W przeszłości Iga Świątek prezentowała się znakomicie na "mączce". Dość powiedzieć, że w poprzednim sezonie wygrała aż trzy turnieje na tej nawierzchni. W tym roku zaliczyła delikatny falstart, bo w Stuttgarcie odpadła już w ćwierćfinale, ulegając po raz szósty w karierze Jelenie Ostapenko. O wiele większą presję mogła odczuwać przed WTA 1000 w Madrycie, w którym rywalizację rozpoczęła w czwartek. W ubiegłym roku triumfowała w tej imprezie, więc ważne dla Polki, by obronić te punkty. Tylko że już w pierwszym meczu natrafiła na niespodziewane kłopoty, które mogły mieć gigantyczny wpływ na jej pozycję w rankingu WTA.

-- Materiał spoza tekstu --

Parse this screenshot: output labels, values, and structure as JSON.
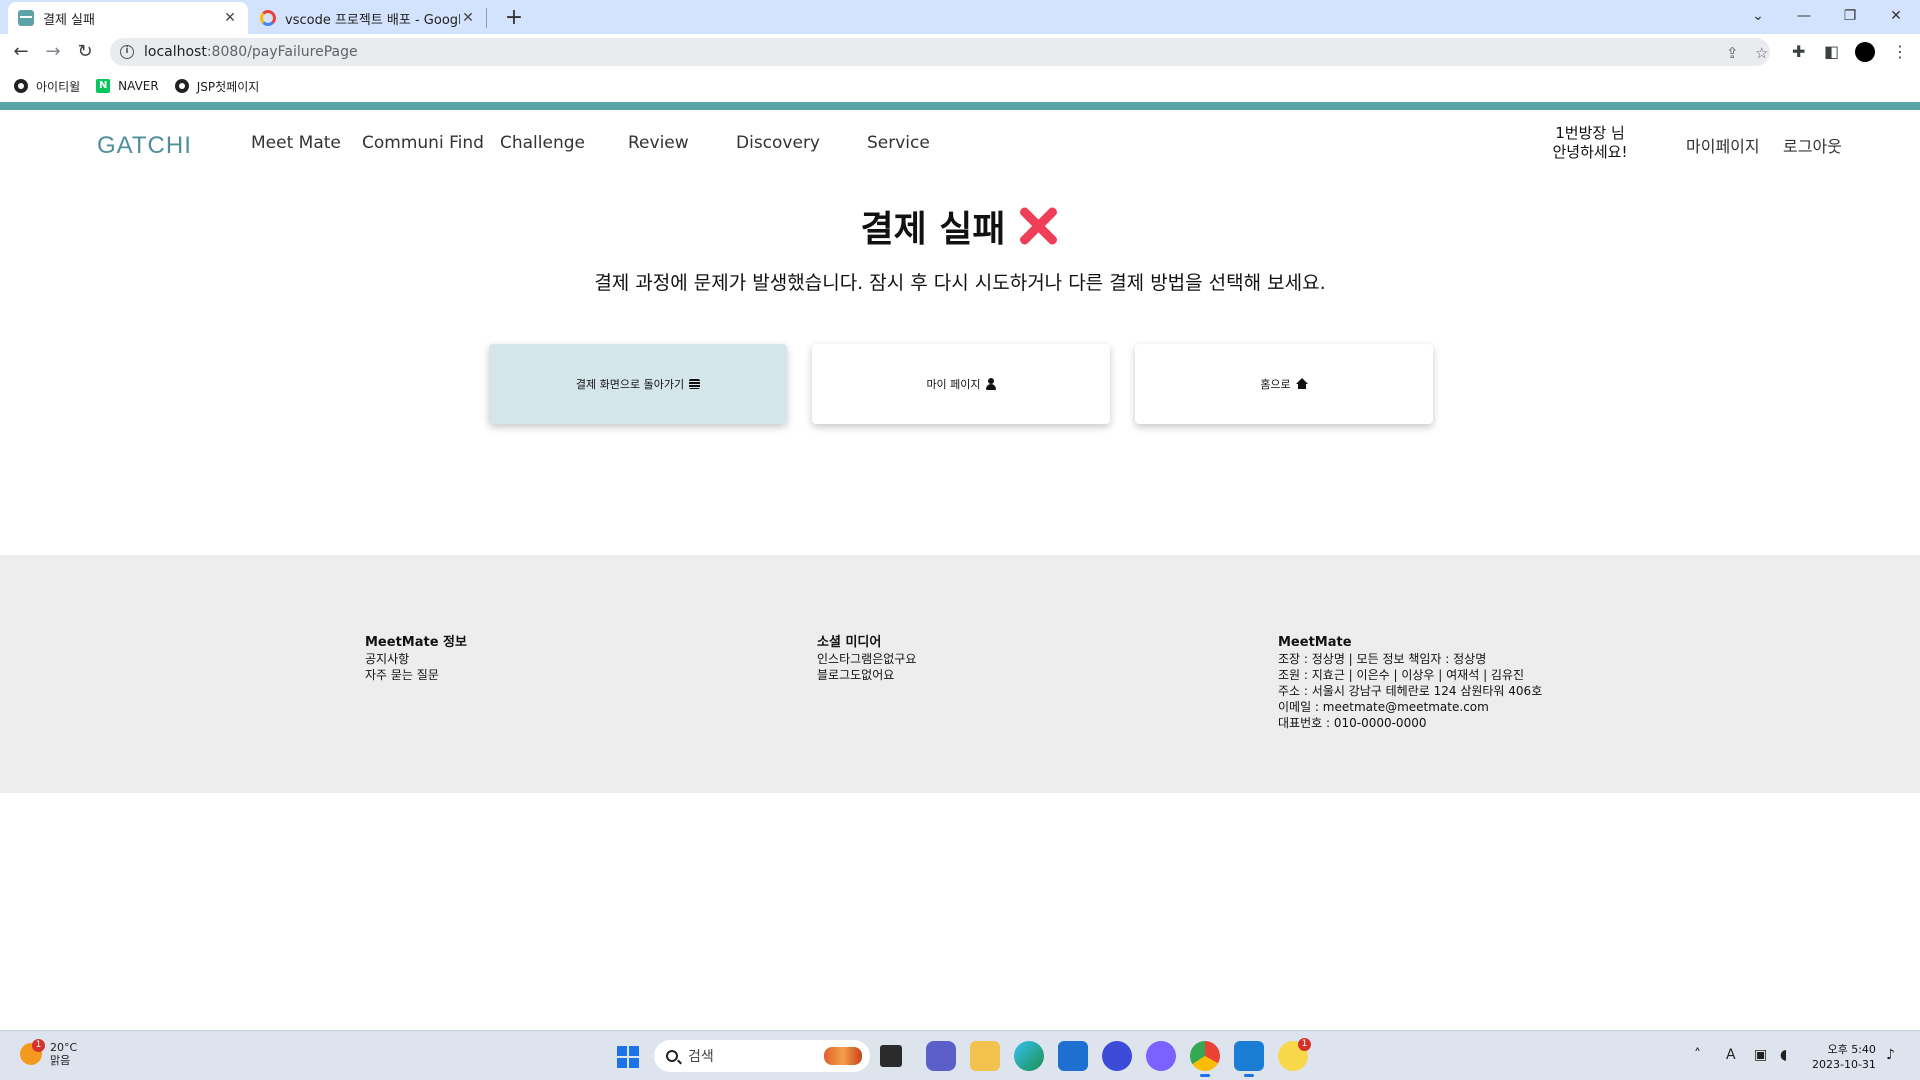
{
  "browser": {
    "tabs": [
      {
        "title": "결제 실패",
        "active": true
      },
      {
        "title": "vscode 프로젝트 배포 - Google",
        "active": false
      }
    ],
    "url_host": "localhost",
    "url_path": ":8080/payFailurePage",
    "bookmarks": [
      "아이티윌",
      "NAVER",
      "JSP첫페이지"
    ]
  },
  "site": {
    "brand": "GATCHI",
    "nav": [
      "Meet Mate",
      "Communi Find",
      "Challenge",
      "Review",
      "Discovery",
      "Service"
    ],
    "greeting_line1": "1번방장 님",
    "greeting_line2": "안녕하세요!",
    "mypage": "마이페이지",
    "logout": "로그아웃",
    "accent_color": "#5ba3a7"
  },
  "main": {
    "title": "결제 실패",
    "message": "결제 과정에 문제가 발생했습니다. 잠시 후 다시 시도하거나 다른 결제 방법을 선택해 보세요.",
    "buttons": [
      {
        "label": "결제 화면으로 돌아가기",
        "icon": "coins-icon"
      },
      {
        "label": "마이 페이지",
        "icon": "user-icon"
      },
      {
        "label": "홈으로",
        "icon": "home-icon"
      }
    ]
  },
  "footer": {
    "col1": {
      "heading": "MeetMate 정보",
      "lines": [
        "공지사항",
        "자주 묻는 질문"
      ]
    },
    "col2": {
      "heading": "소셜 미디어",
      "lines": [
        "인스타그램은없구요",
        "블로그도없어요"
      ]
    },
    "col3": {
      "heading": "MeetMate",
      "lines": [
        "조장 : 정상명 | 모든 정보 책임자 : 정상명",
        "조원 : 지효근 | 이은수 | 이상우 | 여재석 | 김유진",
        "주소 : 서울시 강남구 테헤란로 124 삼원타워 406호",
        "이메일 : meetmate@meetmate.com",
        "대표번호 : 010-0000-0000"
      ]
    }
  },
  "taskbar": {
    "weather_temp": "20°C",
    "weather_desc": "맑음",
    "weather_badge": "1",
    "search_placeholder": "검색",
    "time": "오후 5:40",
    "date": "2023-10-31",
    "ime": "A",
    "notif_badge": "1"
  }
}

Tego dnia Świątek mierzyła się z Alexandrą Ealą. Polka była faworytką, mimo że w WTA 1000 w Miami 2025 dość niespodziewanie uległa Filipince. Teraz chciała się zrewanżować. Tyle tylko, że już w pierwszym gemie została przełamana. I finalnie straty nie udało jej się odrobić - 4:6. W drugim secie odwróciła losy rywalizacji, bo wygrała 6:4. O wszystkim zadecydowała trzecia partia - zwycięska w wykonaniu naszej rodaczki, 6:2.
Tym samym Świątek awansowała do III rundy. Dzięki temu dopisała cenne punkty do konta i nieco zbliżyła się do liderki rankingu WTA. Obecnie traci do niej 3680 punktów, ale Sabalenka nie rozegrała jeszcze spotkania. Jedno jest pewne. Polka nie może pozwolić sobie na potknięcia i musi zrobić wszystko, by wygrać imprezę w Madrycie. Nie chodzi tylko o gonienie Białorusinki, ale i o obronę drugiej lokaty. Niebezpiecznie blisko są Jessica Pegula i Coco Gauff. W przypadku potknięcia Świątek i bardzo dobrych rezultatów Amerykanek obie mogą wyprzedzić naszą rodaczkę już po turnieju w Hiszpanii. To oznaczałoby wypadnięcie Polki z TOP 3.
Zobacz też: Rywalka Świątek nagle ogłosiła fatalne wieści. Zwrot w Madrycie.
Teraz przed Polką kolejne wyzwanie. W III rundzie zagra z Lindą Noskovą. Będzie to siódme bezpośrednie spotkanie tych pań. Faworytką będzie Świątek, która z Czeszką wygrywała aż pięciokrotnie, a tylko raz musiała uznać jej wyższość.